Take supply chain real estate, my own area of work. Over and above the normal demands of identifying ideal locations and delivering large construction projects within time, quality, and budget constraints, developing property in Russia comes with its own challenges, which should not be underestimated. Key considerations include securing utility capacities, development entitlements, and construction permits for connecting all necessary utilities to the land site; managing the cost and timing of establishing such utility connections; and ensuring reliable, cost-effective, long-term utility supply. When my company embarked on the development of a new warehouse park close to Moscow, for example, we had to evaluate dozens of different sites before finding one with suitable road connections, robust utilities, and a business-friendly municipality. In addition, it is laborious and time-consuming to ensure—and document—compliance with the appropriate fire-safety, security, and environmental performance standards, especially when working with contractors who are unfamiliar with internationally accepted construction practices.

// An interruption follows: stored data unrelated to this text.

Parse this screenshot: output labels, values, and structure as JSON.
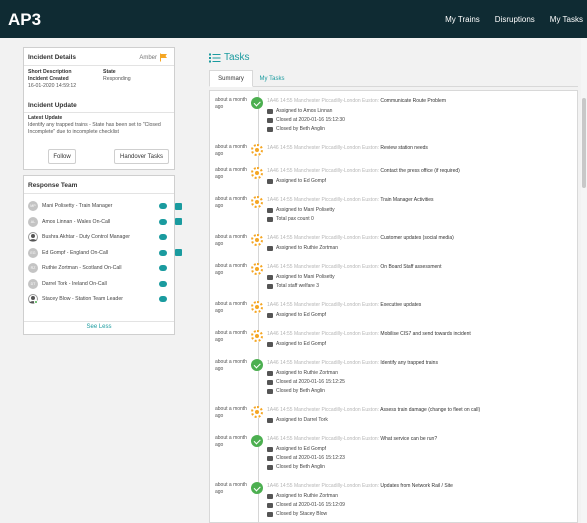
{
  "nav": {
    "logo_text": "AP3",
    "links": [
      "My Trains",
      "Disruptions",
      "My Tasks"
    ]
  },
  "incident": {
    "title": "Incident Details",
    "level": "Amber",
    "short_description_label": "Short Description",
    "state_label": "State",
    "short_description_value": "Incident Created",
    "state_value": "Responding",
    "created_at": "16-01-2020 14:59:12",
    "update_title": "Incident Update",
    "latest_update_label": "Latest Update",
    "latest_update_text": "Identify any trapped trains - State has been set to \"Closed Incomplete\" due to incomplete checklist",
    "follow_label": "Follow",
    "handover_label": "Handover Tasks"
  },
  "team": {
    "title": "Response Team",
    "members": [
      {
        "initials": "MP",
        "name": "Mani Polisetty - Train Manager",
        "chat": true,
        "phone": true,
        "photo": false
      },
      {
        "initials": "AL",
        "name": "Amos Linnan - Wales On-Call",
        "chat": true,
        "phone": true,
        "photo": false
      },
      {
        "initials": "",
        "name": "Bushra Akhtar - Duty Control Manager",
        "chat": true,
        "phone": false,
        "photo": true
      },
      {
        "initials": "EG",
        "name": "Ed Gompf - England On-Call",
        "chat": true,
        "phone": true,
        "photo": false
      },
      {
        "initials": "RZ",
        "name": "Ruthie Zortman - Scotland On-Call",
        "chat": true,
        "phone": false,
        "photo": false
      },
      {
        "initials": "DT",
        "name": "Darrel Tork - Ireland On-Call",
        "chat": true,
        "phone": false,
        "photo": false
      },
      {
        "initials": "",
        "name": "Stacey Blow - Station Team Leader",
        "chat": true,
        "phone": false,
        "photo": true
      }
    ],
    "see_less_label": "See Less"
  },
  "tasks": {
    "title": "Tasks",
    "tabs": [
      "Summary",
      "My Tasks"
    ],
    "items": [
      {
        "ago": "about a month ago",
        "status": "done",
        "meta": "1A46 14:55 Manchester Piccadilly-London Euston:",
        "title": "Communicate Route Problem",
        "details": [
          {
            "icon": "briefcase-icon",
            "text": "Assigned to Amos Linnan"
          },
          {
            "icon": "calendar-check-icon",
            "text": "Closed at 2020-01-16 15:12:30"
          },
          {
            "icon": "users-icon",
            "text": "Closed by Beth Anglin"
          }
        ]
      },
      {
        "ago": "about a month ago",
        "status": "pending",
        "meta": "1A46 14:55 Manchester Piccadilly-London Euston:",
        "title": "Review station needs",
        "details": []
      },
      {
        "ago": "about a month ago",
        "status": "pending",
        "meta": "1A46 14:55 Manchester Piccadilly-London Euston:",
        "title": "Contact the press office (if required)",
        "details": [
          {
            "icon": "briefcase-icon",
            "text": "Assigned to Ed Gompf"
          }
        ]
      },
      {
        "ago": "about a month ago",
        "status": "pending",
        "meta": "1A46 14:55 Manchester Piccadilly-London Euston:",
        "title": "Train Manager Activities",
        "details": [
          {
            "icon": "briefcase-icon",
            "text": "Assigned to Mani Polisetty"
          },
          {
            "icon": "person-icon",
            "text": "Total pax count 0"
          }
        ]
      },
      {
        "ago": "about a month ago",
        "status": "pending",
        "meta": "1A46 14:55 Manchester Piccadilly-London Euston:",
        "title": "Customer updates (social media)",
        "details": [
          {
            "icon": "briefcase-icon",
            "text": "Assigned to Ruthie Zortman"
          }
        ]
      },
      {
        "ago": "about a month ago",
        "status": "pending",
        "meta": "1A46 14:55 Manchester Piccadilly-London Euston:",
        "title": "On Board Staff assessment",
        "details": [
          {
            "icon": "briefcase-icon",
            "text": "Assigned to Mani Polisetty"
          },
          {
            "icon": "document-icon",
            "text": "Total staff welfare 3"
          }
        ]
      },
      {
        "ago": "about a month ago",
        "status": "pending",
        "meta": "1A46 14:55 Manchester Piccadilly-London Euston:",
        "title": "Executive updates",
        "details": [
          {
            "icon": "briefcase-icon",
            "text": "Assigned to Ed Gompf"
          }
        ]
      },
      {
        "ago": "about a month ago",
        "status": "pending",
        "meta": "1A46 14:55 Manchester Piccadilly-London Euston:",
        "title": "Mobilise CIS7 and send towards incident",
        "details": [
          {
            "icon": "briefcase-icon",
            "text": "Assigned to Ed Gompf"
          }
        ]
      },
      {
        "ago": "about a month ago",
        "status": "done",
        "meta": "1A46 14:55 Manchester Piccadilly-London Euston:",
        "title": "Identify any trapped trains",
        "details": [
          {
            "icon": "briefcase-icon",
            "text": "Assigned to Ruthie Zortman"
          },
          {
            "icon": "calendar-check-icon",
            "text": "Closed at 2020-01-16 15:12:25"
          },
          {
            "icon": "users-icon",
            "text": "Closed by Beth Anglin"
          }
        ]
      },
      {
        "ago": "about a month ago",
        "status": "pending",
        "meta": "1A46 14:55 Manchester Piccadilly-London Euston:",
        "title": "Assess train damage (change to fleet on call)",
        "details": [
          {
            "icon": "briefcase-icon",
            "text": "Assigned to Darrel Tork"
          }
        ]
      },
      {
        "ago": "about a month ago",
        "status": "done",
        "meta": "1A46 14:55 Manchester Piccadilly-London Euston:",
        "title": "What service can be run?",
        "details": [
          {
            "icon": "briefcase-icon",
            "text": "Assigned to Ed Gompf"
          },
          {
            "icon": "calendar-check-icon",
            "text": "Closed at 2020-01-16 15:12:23"
          },
          {
            "icon": "users-icon",
            "text": "Closed by Beth Anglin"
          }
        ]
      },
      {
        "ago": "about a month ago",
        "status": "done",
        "meta": "1A46 14:55 Manchester Piccadilly-London Euston:",
        "title": "Updates from Network Rail / Site",
        "details": [
          {
            "icon": "briefcase-icon",
            "text": "Assigned to Ruthie Zortman"
          },
          {
            "icon": "calendar-check-icon",
            "text": "Closed at 2020-01-16 15:12:09"
          },
          {
            "icon": "users-icon",
            "text": "Closed by Stacey Blow"
          }
        ]
      }
    ]
  },
  "colors": {
    "nav_bg": "#0f2b33",
    "accent": "#1a9b9f",
    "amber": "#f5a623",
    "done": "#4caf50"
  }
}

Logistics service providers capable of delivering a consistent, high-quality service remain hard to find. "The growth in e-commerce has encourage rapid expansion in the logistics sector, but we now have thousands of providers all offering the same, low-quality service," comments Poetschke. "It is difficult to develop sustainable and stable partnerships." Tactical challenges include integration with providers' IT systems and establishing appropriate performance indicators for lead times and on-time delivery performance, he adds.

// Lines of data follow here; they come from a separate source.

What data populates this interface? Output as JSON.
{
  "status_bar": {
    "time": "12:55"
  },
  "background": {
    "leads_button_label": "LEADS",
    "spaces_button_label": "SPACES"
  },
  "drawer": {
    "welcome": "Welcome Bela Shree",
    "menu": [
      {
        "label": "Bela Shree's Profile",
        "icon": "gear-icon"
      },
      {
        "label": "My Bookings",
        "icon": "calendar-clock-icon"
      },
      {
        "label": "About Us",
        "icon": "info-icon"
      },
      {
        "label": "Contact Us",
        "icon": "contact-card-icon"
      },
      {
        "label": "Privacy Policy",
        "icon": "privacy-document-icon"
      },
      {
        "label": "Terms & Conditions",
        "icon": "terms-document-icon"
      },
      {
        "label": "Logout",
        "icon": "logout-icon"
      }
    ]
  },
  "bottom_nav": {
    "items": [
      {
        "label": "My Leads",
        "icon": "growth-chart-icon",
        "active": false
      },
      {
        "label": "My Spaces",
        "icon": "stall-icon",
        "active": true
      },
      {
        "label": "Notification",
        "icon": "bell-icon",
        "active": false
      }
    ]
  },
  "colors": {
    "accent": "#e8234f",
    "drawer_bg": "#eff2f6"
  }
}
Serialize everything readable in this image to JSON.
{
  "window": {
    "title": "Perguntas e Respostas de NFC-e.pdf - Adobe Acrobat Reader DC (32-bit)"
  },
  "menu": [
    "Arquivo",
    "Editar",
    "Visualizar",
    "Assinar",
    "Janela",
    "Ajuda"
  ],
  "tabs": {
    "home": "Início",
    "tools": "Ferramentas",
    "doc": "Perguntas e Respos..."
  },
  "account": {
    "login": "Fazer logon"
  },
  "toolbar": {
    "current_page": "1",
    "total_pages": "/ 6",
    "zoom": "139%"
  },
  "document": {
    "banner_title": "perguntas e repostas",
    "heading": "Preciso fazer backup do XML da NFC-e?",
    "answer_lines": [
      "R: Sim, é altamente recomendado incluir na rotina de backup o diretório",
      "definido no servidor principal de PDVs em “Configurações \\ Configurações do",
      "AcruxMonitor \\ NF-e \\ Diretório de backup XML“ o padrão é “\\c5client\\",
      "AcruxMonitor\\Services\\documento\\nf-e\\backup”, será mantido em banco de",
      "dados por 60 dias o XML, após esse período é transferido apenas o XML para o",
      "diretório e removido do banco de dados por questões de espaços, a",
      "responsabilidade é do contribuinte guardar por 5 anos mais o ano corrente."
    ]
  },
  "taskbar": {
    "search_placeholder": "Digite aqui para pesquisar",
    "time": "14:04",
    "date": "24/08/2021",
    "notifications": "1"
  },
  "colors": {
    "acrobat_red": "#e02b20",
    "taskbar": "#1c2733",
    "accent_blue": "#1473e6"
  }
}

Then there is speed. Poor road links and a population spread across nine time zones mean delivery times can be long by Western standards. Leroy Merlin's Eric Poulet, for example, notes that his company expects a lead time from order to delivery of one month at the eastern edge of its network, with most of those goods shipped by rail.
Rapid fulfillment of e-commerce orders can be equally challenging. "You only have to look at a map to realize that next-day delivery is not going to be possible from a single distribution center," says Poetschke. "If someone orders late in the afternoon in Vladivostok, it will already be the next day when the product is picked and packed in Moscow."

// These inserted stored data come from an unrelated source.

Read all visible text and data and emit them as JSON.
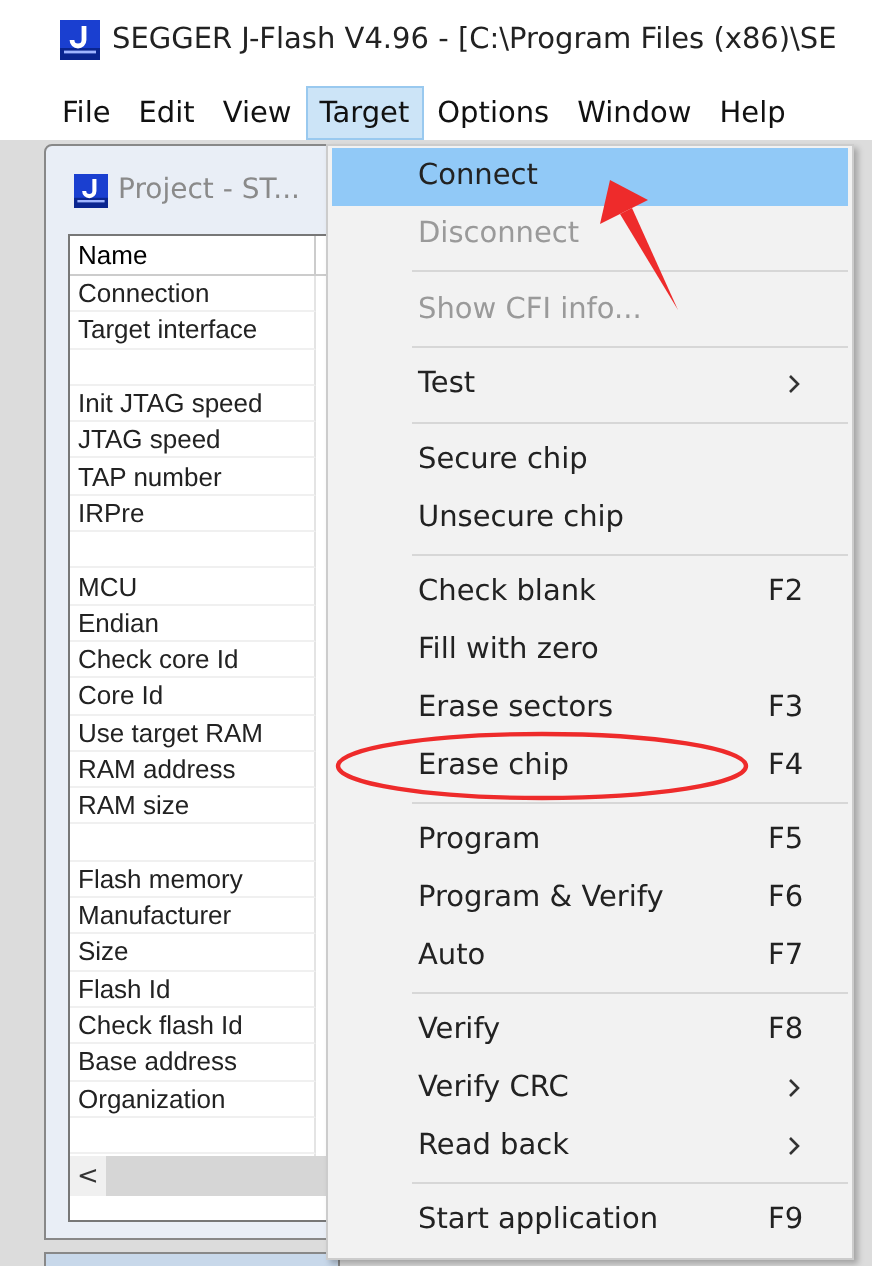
{
  "window": {
    "title": "SEGGER J-Flash V4.96 - [C:\\Program Files (x86)\\SE"
  },
  "menu_bar": [
    {
      "label": "File",
      "selected": false
    },
    {
      "label": "Edit",
      "selected": false
    },
    {
      "label": "View",
      "selected": false
    },
    {
      "label": "Target",
      "selected": true
    },
    {
      "label": "Options",
      "selected": false
    },
    {
      "label": "Window",
      "selected": false
    },
    {
      "label": "Help",
      "selected": false
    }
  ],
  "project_window": {
    "title": "Project - ST...",
    "column_header": "Name",
    "scroll_left": "<",
    "groups": [
      [
        "Connection",
        "Target interface"
      ],
      [
        "Init JTAG speed",
        "JTAG speed",
        "TAP number",
        "IRPre"
      ],
      [
        "MCU",
        "Endian",
        "Check core Id",
        "Core Id",
        "Use target RAM",
        "RAM address",
        "RAM size"
      ],
      [
        "Flash memory",
        "Manufacturer",
        "Size",
        "Flash Id",
        "Check flash Id",
        "Base address",
        "Organization"
      ]
    ]
  },
  "target_menu": [
    {
      "kind": "item",
      "label": "Connect",
      "selected": true,
      "disabled": false,
      "submenu": false
    },
    {
      "kind": "item",
      "label": "Disconnect",
      "selected": false,
      "disabled": true,
      "submenu": false
    },
    {
      "kind": "separator"
    },
    {
      "kind": "item",
      "label": "Show CFI info...",
      "selected": false,
      "disabled": true,
      "submenu": false
    },
    {
      "kind": "separator"
    },
    {
      "kind": "item",
      "label": "Test",
      "selected": false,
      "disabled": false,
      "submenu": true
    },
    {
      "kind": "separator"
    },
    {
      "kind": "item",
      "label": "Secure chip",
      "selected": false,
      "disabled": false,
      "submenu": false
    },
    {
      "kind": "item",
      "label": "Unsecure chip",
      "selected": false,
      "disabled": false,
      "submenu": false
    },
    {
      "kind": "separator"
    },
    {
      "kind": "item",
      "label": "Check blank",
      "shortcut": "F2",
      "selected": false,
      "disabled": false,
      "submenu": false
    },
    {
      "kind": "item",
      "label": "Fill with zero",
      "selected": false,
      "disabled": false,
      "submenu": false
    },
    {
      "kind": "item",
      "label": "Erase sectors",
      "shortcut": "F3",
      "selected": false,
      "disabled": false,
      "submenu": false
    },
    {
      "kind": "item",
      "label": "Erase chip",
      "shortcut": "F4",
      "selected": false,
      "disabled": false,
      "submenu": false
    },
    {
      "kind": "separator"
    },
    {
      "kind": "item",
      "label": "Program",
      "shortcut": "F5",
      "selected": false,
      "disabled": false,
      "submenu": false
    },
    {
      "kind": "item",
      "label": "Program & Verify",
      "shortcut": "F6",
      "selected": false,
      "disabled": false,
      "submenu": false
    },
    {
      "kind": "item",
      "label": "Auto",
      "shortcut": "F7",
      "selected": false,
      "disabled": false,
      "submenu": false
    },
    {
      "kind": "separator"
    },
    {
      "kind": "item",
      "label": "Verify",
      "shortcut": "F8",
      "selected": false,
      "disabled": false,
      "submenu": false
    },
    {
      "kind": "item",
      "label": "Verify CRC",
      "selected": false,
      "disabled": false,
      "submenu": true
    },
    {
      "kind": "item",
      "label": "Read back",
      "selected": false,
      "disabled": false,
      "submenu": true
    },
    {
      "kind": "separator"
    },
    {
      "kind": "item",
      "label": "Start application",
      "shortcut": "F9",
      "selected": false,
      "disabled": false,
      "submenu": false
    }
  ]
}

Where e-commerce companies can't achieve absolute speed, they can compensate with clear communication, however. Like Olga Evteeva of Next, Poetschke emphasizes the importance of setting reasonable delivery expectations, and then meeting them. "The final client wants to know when his parcel will arrive," he says. "If a company says it will arrive within three to five days, and it does, he is happy."
Rising optimism
In early 2017, things appear to be turning a corner. The price of oil has risen to a level that favors Russia's producers, and the ruble has strengthened in response. Forecaster Oxford Economics predicts that the country's economy will return to growth this year. The new U.S. administration may take a different approach in its policies and approach to Russia than its predecessor did. Economic challenges arise and are overcome while the modernization of Russia continues; for those international companies with the stamina and flexibility to ride out the tough times, the future looks increasingly encouraging.
Notes:
1. A.T. Kearney, "The 2015 Global Retail Development Index, Global Retail Expansion: An Unstoppable Force" (2015).
2. Organisation for Economic Co-operation and Development (OECD), Trade in goods and services indicator (2017) (accessed February 1, 2017).
3. JLL, "Moscow & Moscow Region Warehouse Market Overview Q3 2016."
4. East-West Digital News, "E-commerce in Russia" (January 2017).
5. JLL, "Moscow & Moscow Region Warehouse Market Overview Q3 2016."